Por la mañana esos rostros muestran un cansancio de derrota recién peinada y preparada para enfrentarse con sus solas fuerzas a ese mismo mundo gris, que parece no ofrecer otra cosa que un nueva jornada en la que trabajar o ser trabajado por los caprichos de otros egos.

Hay quién lee e intenta hacerle un hueco al libro; hay quién habla por teléfono, o quién se mira a sí mismo en el reflejo de los cristales, mientras ve pasar la sombra del fin de semana por la oscuridad del túnel. Unos entran, otros salen y se llena de nuevo el espacio que otras piernas con botas nuevas, otros bolsos y otras carteras han dejado previamente en este incesante movimiento vital a un mismo destino.

Quizá unos divagan como un servidor, esperando que no haya muerto otro Papa; o quizá añoran ir a otra parada distinta donde espera alguien. Quizá se lamentan de no estar ahí. «Quizá pueda verla hoy», se dicen ingenuamente. Quizá lloran sin saber por qué. Quizá lo saben y no lloran. Quizá quieren llorar y no pueden, por la sequedad lacrimal que produce el exceso de Instagram.

Por la tarde, esos mismos rostros con sus olores y sus humores son ya distintos. Y arrojan al observador una perplejidad y un ensimismamiento más demacrado; como de absoluta desconexión de todo excepto del deseo de llegar a casa, de no escuchar a nadie, de ponerse cómodo, tumbarse y descansar. Nadie parece conocer a nadie en el traqueteo vespertino de humanidades ausentes de sí mismas, excepto en un milagroso acontecimiento que une misteriosamente a unos extraños cada día, cada hora, en cada estación. A mí me tiene fascinado...

Al salir del vagón sucede. Si no te fijas, no lo ves. La riada de gente ensimismada apura el paso hacia la salida y, muy dispuesta a llegar cuanto antes a casa, forma una única fila frente al ruidoso torno de metal. Pero el ensimismamiento se rompe y, de repente, el milagro: sin que nadie lo pida, sin que haya leyes, indicaciones ni carteles del Metro de Madrid llamando a la urbanidad y las buenas formas, una persona tras otra, una mano tras otra, un alma tras otra salen sujetando la pesada puerta de cristal, para que el de atrás también pueda salir al cielo de la calle sin esfuerzo, como si de un hijo pequeño se tratara.

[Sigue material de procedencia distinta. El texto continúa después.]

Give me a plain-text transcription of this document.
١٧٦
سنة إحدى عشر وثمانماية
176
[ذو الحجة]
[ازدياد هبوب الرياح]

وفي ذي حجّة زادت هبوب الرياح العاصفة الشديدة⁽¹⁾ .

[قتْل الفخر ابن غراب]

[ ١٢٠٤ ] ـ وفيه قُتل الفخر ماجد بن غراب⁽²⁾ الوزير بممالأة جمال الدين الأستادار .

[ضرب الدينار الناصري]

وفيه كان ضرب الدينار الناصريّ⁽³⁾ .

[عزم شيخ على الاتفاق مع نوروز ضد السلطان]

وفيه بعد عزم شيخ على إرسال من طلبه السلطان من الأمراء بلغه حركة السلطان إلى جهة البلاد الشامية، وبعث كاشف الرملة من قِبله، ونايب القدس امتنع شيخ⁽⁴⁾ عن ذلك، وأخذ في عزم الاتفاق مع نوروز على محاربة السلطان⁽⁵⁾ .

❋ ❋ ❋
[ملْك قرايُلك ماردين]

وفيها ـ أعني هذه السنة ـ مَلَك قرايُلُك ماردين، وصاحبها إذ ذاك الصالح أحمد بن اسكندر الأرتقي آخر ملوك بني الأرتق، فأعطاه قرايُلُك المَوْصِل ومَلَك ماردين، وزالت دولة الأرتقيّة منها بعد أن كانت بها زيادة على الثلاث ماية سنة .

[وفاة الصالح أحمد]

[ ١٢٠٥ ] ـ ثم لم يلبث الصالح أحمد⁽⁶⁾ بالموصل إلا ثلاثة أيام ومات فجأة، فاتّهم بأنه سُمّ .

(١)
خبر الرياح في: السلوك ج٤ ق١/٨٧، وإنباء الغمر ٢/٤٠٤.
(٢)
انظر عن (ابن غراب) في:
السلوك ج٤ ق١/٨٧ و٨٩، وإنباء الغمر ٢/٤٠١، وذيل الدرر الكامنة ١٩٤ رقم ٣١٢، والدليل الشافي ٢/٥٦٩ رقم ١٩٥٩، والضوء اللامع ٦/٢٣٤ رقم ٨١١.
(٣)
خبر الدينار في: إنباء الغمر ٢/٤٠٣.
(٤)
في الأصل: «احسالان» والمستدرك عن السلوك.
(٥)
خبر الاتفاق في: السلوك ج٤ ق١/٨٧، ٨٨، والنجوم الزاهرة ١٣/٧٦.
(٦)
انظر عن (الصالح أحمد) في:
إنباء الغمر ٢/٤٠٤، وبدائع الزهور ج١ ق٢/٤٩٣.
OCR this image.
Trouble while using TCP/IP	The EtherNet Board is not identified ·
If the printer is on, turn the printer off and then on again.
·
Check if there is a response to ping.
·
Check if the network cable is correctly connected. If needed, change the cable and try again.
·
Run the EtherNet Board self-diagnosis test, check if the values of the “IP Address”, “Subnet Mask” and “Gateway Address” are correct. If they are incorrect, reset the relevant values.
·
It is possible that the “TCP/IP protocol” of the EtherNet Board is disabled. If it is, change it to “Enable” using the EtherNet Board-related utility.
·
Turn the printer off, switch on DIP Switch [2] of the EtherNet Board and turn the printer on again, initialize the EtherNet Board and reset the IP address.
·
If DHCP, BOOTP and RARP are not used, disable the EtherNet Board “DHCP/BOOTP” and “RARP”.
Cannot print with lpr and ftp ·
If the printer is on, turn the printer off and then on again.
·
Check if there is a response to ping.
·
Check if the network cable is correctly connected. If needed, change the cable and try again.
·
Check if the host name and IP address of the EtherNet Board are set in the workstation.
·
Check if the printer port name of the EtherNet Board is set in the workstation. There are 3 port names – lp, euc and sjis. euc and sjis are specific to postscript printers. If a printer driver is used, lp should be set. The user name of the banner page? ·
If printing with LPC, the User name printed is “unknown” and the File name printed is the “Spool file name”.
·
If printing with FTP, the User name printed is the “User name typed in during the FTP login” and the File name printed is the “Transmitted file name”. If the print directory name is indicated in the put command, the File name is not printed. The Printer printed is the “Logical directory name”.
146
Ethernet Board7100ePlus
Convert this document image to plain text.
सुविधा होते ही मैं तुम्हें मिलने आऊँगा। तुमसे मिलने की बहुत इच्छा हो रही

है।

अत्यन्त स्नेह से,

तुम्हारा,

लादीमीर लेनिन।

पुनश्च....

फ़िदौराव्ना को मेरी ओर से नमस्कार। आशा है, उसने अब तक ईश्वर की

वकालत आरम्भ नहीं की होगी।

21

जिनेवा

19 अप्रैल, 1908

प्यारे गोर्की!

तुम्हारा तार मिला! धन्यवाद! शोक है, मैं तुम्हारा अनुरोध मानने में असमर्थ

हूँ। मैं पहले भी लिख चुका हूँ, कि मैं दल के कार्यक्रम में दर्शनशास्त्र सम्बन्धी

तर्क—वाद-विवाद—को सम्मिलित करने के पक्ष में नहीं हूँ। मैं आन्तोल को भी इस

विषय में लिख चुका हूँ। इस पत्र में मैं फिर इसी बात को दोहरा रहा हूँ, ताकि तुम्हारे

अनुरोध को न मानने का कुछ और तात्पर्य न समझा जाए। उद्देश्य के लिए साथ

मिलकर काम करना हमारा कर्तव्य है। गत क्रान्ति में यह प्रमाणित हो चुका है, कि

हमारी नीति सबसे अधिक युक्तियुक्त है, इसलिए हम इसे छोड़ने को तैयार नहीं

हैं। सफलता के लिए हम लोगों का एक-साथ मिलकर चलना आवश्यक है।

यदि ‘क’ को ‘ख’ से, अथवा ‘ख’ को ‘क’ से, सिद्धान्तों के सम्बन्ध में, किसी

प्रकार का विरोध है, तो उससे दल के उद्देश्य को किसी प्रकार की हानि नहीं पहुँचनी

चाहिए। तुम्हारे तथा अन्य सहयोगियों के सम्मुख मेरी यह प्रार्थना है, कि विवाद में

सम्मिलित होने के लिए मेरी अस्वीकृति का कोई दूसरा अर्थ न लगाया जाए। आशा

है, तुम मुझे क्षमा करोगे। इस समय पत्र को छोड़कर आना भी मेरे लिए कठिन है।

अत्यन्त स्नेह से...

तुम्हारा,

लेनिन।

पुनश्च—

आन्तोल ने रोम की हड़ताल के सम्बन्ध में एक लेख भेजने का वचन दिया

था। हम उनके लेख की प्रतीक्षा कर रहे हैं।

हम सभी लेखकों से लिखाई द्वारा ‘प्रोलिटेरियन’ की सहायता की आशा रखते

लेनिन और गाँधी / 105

Y uno, al ver ese imperceptible gesto gratuito y pensar en la ternura inconsciente que unos se dan a otros como una dádiva entre desconocidos, o como una limosna cuaresmal que alivia tenuemente el sufrimiento de cada viajero, no puede dejar de preguntarse: ¿y Dios? ¿Con qué mano de ternura humana nos sujeta Dios este peso de las puertas de la vida? ¿A través de qué ojos nos ha mirado hoy sin darnos cuenta?